MEST, Monday October 3rd 2011

In our efforts to give an overview of interesting phenomena in the African tech space we continue our tour in the south. While doing my research for this post, I came across many interesting new ideas, which I will summarize in two blog posts. In this first post I'll try to highlight some of the companies and people that have driven and shaped tech developments in the past. In the next post I will feature some of the rising stars and take a look at what’s in the future.

South Africa is commonly known to be the gateway to the African continent for many Westerners. Here you find everything, rural societies and high tech companies, history and future, all cramped together in one “Rainbow Nation”. I had the chance to speak with Athan Al Malambo, founder of South African web development firm Mycoza and CEO of South African entrepreneurship portal, Afriversity about the prospects and pitfalls for the South African tech industry.

The History
“South Africa is unique in Africa due do its incomparably dynamic history”, Athan says. Before the end of Apartheid in the early nineties a majority of the population didn’t have access to most employment and business opportunities. After 1994, the entire population suddenly found itself competing for the positions and the markets that the small elite had previously enjoyed the exclusive privilege to. The new generation of young entrepreneurs in South Africa has realized they have to work harder, be more ambitious and hungry to survive against the competition. This attitude, together with the decent-sized home market for South African entrepreneurs has created some confidence amongst entrepreneurs and a healthy competition among startups.

Some success stories:

The South African youth are aggressive! Take Jason Elk for example, CEO and founder of Zoopy, (a mobile web video content site). He and his co-founder, Gerry Da Silva, bootstrapped their company and managed to stay true to their vision of distributing South African mobile content until Vodacom bought into the company for 7 million Rand, getting a 40% stake. Individuals like these are the product of an environment, where slowing down and relaxing will inevitably lead to failure.

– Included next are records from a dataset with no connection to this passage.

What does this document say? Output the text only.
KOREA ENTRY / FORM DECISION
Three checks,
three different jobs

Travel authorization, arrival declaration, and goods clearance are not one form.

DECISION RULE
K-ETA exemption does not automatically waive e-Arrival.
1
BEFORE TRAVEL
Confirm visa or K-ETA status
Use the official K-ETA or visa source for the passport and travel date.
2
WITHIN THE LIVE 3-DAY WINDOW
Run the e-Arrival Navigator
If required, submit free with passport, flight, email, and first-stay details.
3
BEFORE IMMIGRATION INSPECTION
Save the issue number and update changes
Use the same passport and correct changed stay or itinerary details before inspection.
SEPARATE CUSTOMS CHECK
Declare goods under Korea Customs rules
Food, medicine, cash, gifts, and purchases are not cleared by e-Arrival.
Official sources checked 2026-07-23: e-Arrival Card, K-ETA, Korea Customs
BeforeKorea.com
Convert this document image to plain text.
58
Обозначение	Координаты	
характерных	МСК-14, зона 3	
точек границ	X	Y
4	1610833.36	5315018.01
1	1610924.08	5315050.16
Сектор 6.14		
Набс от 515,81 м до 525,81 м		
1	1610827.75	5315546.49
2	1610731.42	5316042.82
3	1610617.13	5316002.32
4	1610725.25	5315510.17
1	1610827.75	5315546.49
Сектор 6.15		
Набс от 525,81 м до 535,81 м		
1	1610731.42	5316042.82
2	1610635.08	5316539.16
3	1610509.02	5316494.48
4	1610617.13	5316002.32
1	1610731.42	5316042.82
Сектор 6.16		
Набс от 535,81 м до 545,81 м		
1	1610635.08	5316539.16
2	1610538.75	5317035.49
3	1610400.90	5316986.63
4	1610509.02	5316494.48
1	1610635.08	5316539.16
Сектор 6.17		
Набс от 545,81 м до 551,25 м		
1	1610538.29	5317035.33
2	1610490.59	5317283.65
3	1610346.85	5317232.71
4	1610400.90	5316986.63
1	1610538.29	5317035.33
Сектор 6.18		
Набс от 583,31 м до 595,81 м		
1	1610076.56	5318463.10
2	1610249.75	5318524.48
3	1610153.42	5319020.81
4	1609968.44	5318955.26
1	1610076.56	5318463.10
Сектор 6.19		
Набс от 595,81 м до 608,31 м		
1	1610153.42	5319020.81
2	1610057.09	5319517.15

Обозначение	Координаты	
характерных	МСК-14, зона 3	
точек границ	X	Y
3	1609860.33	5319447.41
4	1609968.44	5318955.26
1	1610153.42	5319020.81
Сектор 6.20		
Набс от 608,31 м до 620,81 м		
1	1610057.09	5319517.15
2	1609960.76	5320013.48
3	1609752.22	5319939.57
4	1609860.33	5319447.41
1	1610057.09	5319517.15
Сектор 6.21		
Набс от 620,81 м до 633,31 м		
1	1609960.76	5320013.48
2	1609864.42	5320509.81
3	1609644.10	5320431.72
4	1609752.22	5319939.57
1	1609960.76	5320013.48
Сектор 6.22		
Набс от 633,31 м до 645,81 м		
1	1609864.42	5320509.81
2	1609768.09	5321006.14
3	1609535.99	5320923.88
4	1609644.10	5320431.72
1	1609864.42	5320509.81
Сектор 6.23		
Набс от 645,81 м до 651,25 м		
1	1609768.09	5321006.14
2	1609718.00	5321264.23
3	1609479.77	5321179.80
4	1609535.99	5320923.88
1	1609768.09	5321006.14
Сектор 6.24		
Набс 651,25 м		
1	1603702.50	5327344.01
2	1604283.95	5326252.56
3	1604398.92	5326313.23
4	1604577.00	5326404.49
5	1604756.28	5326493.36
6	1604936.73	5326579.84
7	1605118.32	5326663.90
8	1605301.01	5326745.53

In the early days of the internet, Mark Shuttleworth launched an IT-consultancy out of his home in Cape Town and in 2000, he founded HDB Venture Capital. A true visionary Mark, was the first African in Space, when he embarked on a self-financed spaceflight. It’s the same visionary who a couple of years later founded the legendary open source operating system Ubuntu, a project to create a user-friendly Linux desktop free of charge to the masses. Currently with less than 20 million users Mark has set the goal of having as much as 200 million in 2015. Mark Shuttleworth was recently listed as one of the top 10 most powerful young Africans, I guess if anyone can do it its him…

Cape Town has established itself as the tech hub in South Africa in the past year. On the front lines of this development is, an organization founded by Vinny Lingham, a South African internet entrepreneur and the founder and Executive Vice-Chairman of the successful San Francisco based Web 2.0 start-up Yola.

While one of the big factors driving Silicon Valley is supply of capital, Silicon Cape is more of a movement, Athan concludes. The organization is driven by an active community of entrepreneurs and investors, who form groups and organize events to learn from each other and to grow their businesses and the industry. Vinny’s vision is to support a South African based software industry targeting markets worldwide. Yola is a good example, founded with 900,000 Rand and, incorporated in SA but expanded quickly to the US market and raised additional capital.